Ein solcher Seufzer der Erleichterung steht auch am Ende der Gedanken des Paulus: Gott sei Dank, durch Jesus Christus unsern Herrn! Wie einer, der aus einem Albtraum erwacht, und sich erleichtert orientiert, befreit sich Paulus von böser Erinnerung. Freilich ist das, was Paulus beschreibt, nicht einfach nur ein böser Traum. Paulus schaut zurück auf böse Vergangenheit, die nicht nur seine eigene, sondern im Grunde die aller Menschen ist. Dieser Blick zurück ist – Gott sei Dank – nur dem Geretteten möglich und ohne den Seufzer der Erleichterung nicht erschwinglich. So wie auch uns manchmal das ganze Ausmaß der Gefahr, in der wir uns befanden, erst bewusst wird, wenn wir wieder sicheren Boden unter den Füßen haben.
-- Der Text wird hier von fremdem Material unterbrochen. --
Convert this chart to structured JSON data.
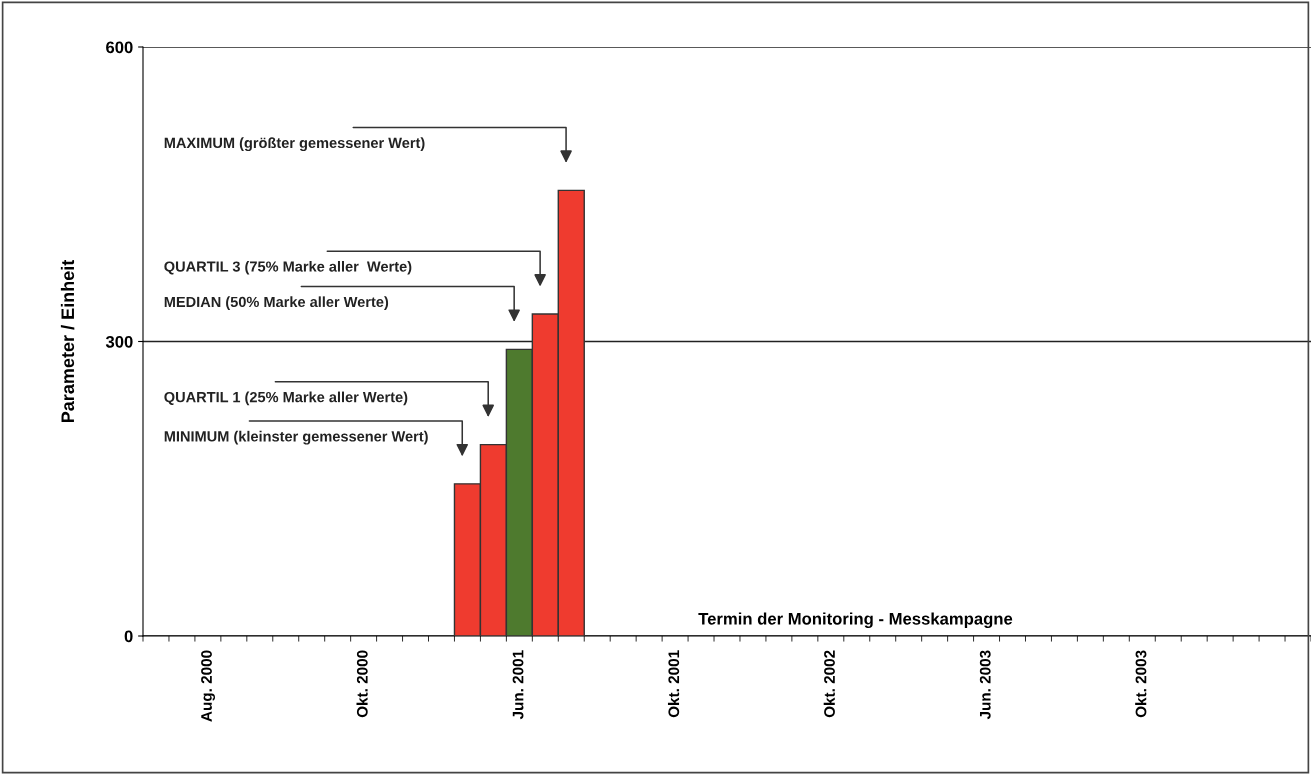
{
  "chart_data": {
    "type": "bar",
    "ylabel": "Parameter / Einheit",
    "xlabel": "Termin der Monitoring - Messkampagne",
    "categories": [
      null,
      null,
      "Aug. 2000",
      null,
      null,
      null,
      null,
      null,
      "Okt. 2000",
      null,
      null,
      null,
      null,
      null,
      "Jun. 2001",
      null,
      null,
      null,
      null,
      null,
      "Okt. 2001",
      null,
      null,
      null,
      null,
      null,
      "Okt. 2002",
      null,
      null,
      null,
      null,
      null,
      "Jun. 2003",
      null,
      null,
      null,
      null,
      null,
      "Okt. 2003",
      null,
      null,
      null,
      null,
      null,
      null
    ],
    "values": [
      null,
      null,
      null,
      null,
      null,
      null,
      null,
      null,
      null,
      null,
      null,
      null,
      155,
      195,
      292,
      328,
      454,
      null,
      null,
      null,
      null,
      null,
      null,
      null,
      null,
      null,
      null,
      null,
      null,
      null,
      null,
      null,
      null,
      null,
      null,
      null,
      null,
      null,
      null,
      null,
      null,
      null,
      null,
      null,
      null
    ],
    "colors": [
      "#ef3b2f",
      "#ef3b2f",
      "#ef3b2f",
      "#ef3b2f",
      "#ef3b2f",
      "#ef3b2f",
      "#ef3b2f",
      "#ef3b2f",
      "#ef3b2f",
      "#ef3b2f",
      "#ef3b2f",
      "#ef3b2f",
      "#ef3b2f",
      "#ef3b2f",
      "#4e7a2e",
      "#ef3b2f",
      "#ef3b2f",
      "#ef3b2f",
      "#ef3b2f",
      "#ef3b2f",
      "#ef3b2f",
      "#ef3b2f",
      "#ef3b2f",
      "#ef3b2f",
      "#ef3b2f",
      "#ef3b2f",
      "#ef3b2f",
      "#ef3b2f",
      "#ef3b2f",
      "#ef3b2f",
      "#ef3b2f",
      "#ef3b2f",
      "#ef3b2f",
      "#ef3b2f",
      "#ef3b2f",
      "#ef3b2f",
      "#ef3b2f",
      "#ef3b2f",
      "#ef3b2f",
      "#ef3b2f",
      "#ef3b2f",
      "#ef3b2f",
      "#ef3b2f",
      "#ef3b2f",
      "#ef3b2f"
    ],
    "ylim": [
      0,
      600
    ],
    "yticks": [
      0,
      300,
      600
    ],
    "grid": "y",
    "annotations": [
      "MINIMUM (kleinster gemessener Wert)",
      "QUARTIL 1 (25% Marke aller Werte)",
      "MEDIAN (50% Marke aller Werte)",
      "QUARTIL 3 (75% Marke aller  Werte)",
      "MAXIMUM (größter gemessener Wert)"
    ]
  }
}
Jörg Zink, der heute 90jährige, hat als junger Mann einen solchen Albtraum erlebt und seine Geschichte weitererzählt. („Du bist getauft“,Burckhardthaus-Verlag, 1977) Im Zweiten Weltkrieg war er als Flieger unterwegs vor der Küste Frankreichs über dem Golf von Biskaya. Andere in meinem Alter starben in den Schützengräben und ich durfte fliegen, schreibt er später in seinen Erinnerungen, als fände er das ungerecht. Aber lebensgefährlich war das auch. Einmal wurden sie über dem Meer abgeschossen. Schreiend stürzten die drei Mann Besatzung mit ihrer Maschine ins Meer, bis das Flugzeug tief unten in der Dunkelheit auseinanderbrach und sie hinausgeschwemmt wurden, jedenfalls zwei ihnen. Der Pilot überlebte schon den Aufschlag nicht. Und dann trieben sie im eisigen Wasser – es war Anfang April – und hatten so gut wie keine Überlebenschance. Nur 6 Stunden kann ein Mensch bei solchen Temperaturen im Wasser überleben. Wasserflugzeuge konnten nicht landen, weil die See zu unruhig war und schnelle Schiffe brauchten einen halben Tag, um bis zu ihnen zu kommen. Aber es war schon Nachmittag und den anderen Tag würden sie nicht mehr erleben. Das war die Lage. Wie viele der 6 Stunden waren schon vergangen, als plötzlich – wie durch ein Wunder – ein Schiff aus dem Nebel auftauchte, sie ausmachte und beidrehte? Sie wussten es nicht. Rettungsringe flogen über die Reling. Aber die Beiden waren schon so kalt und lahm, dass sie keinen Finger mehr rühren konnten. Das Schiff fuhr noch näher an sie heran und dann nahm die Besatzung lange Stangen, an denen die beiden wie nasse Säcke hingen. So holte man sie heraus.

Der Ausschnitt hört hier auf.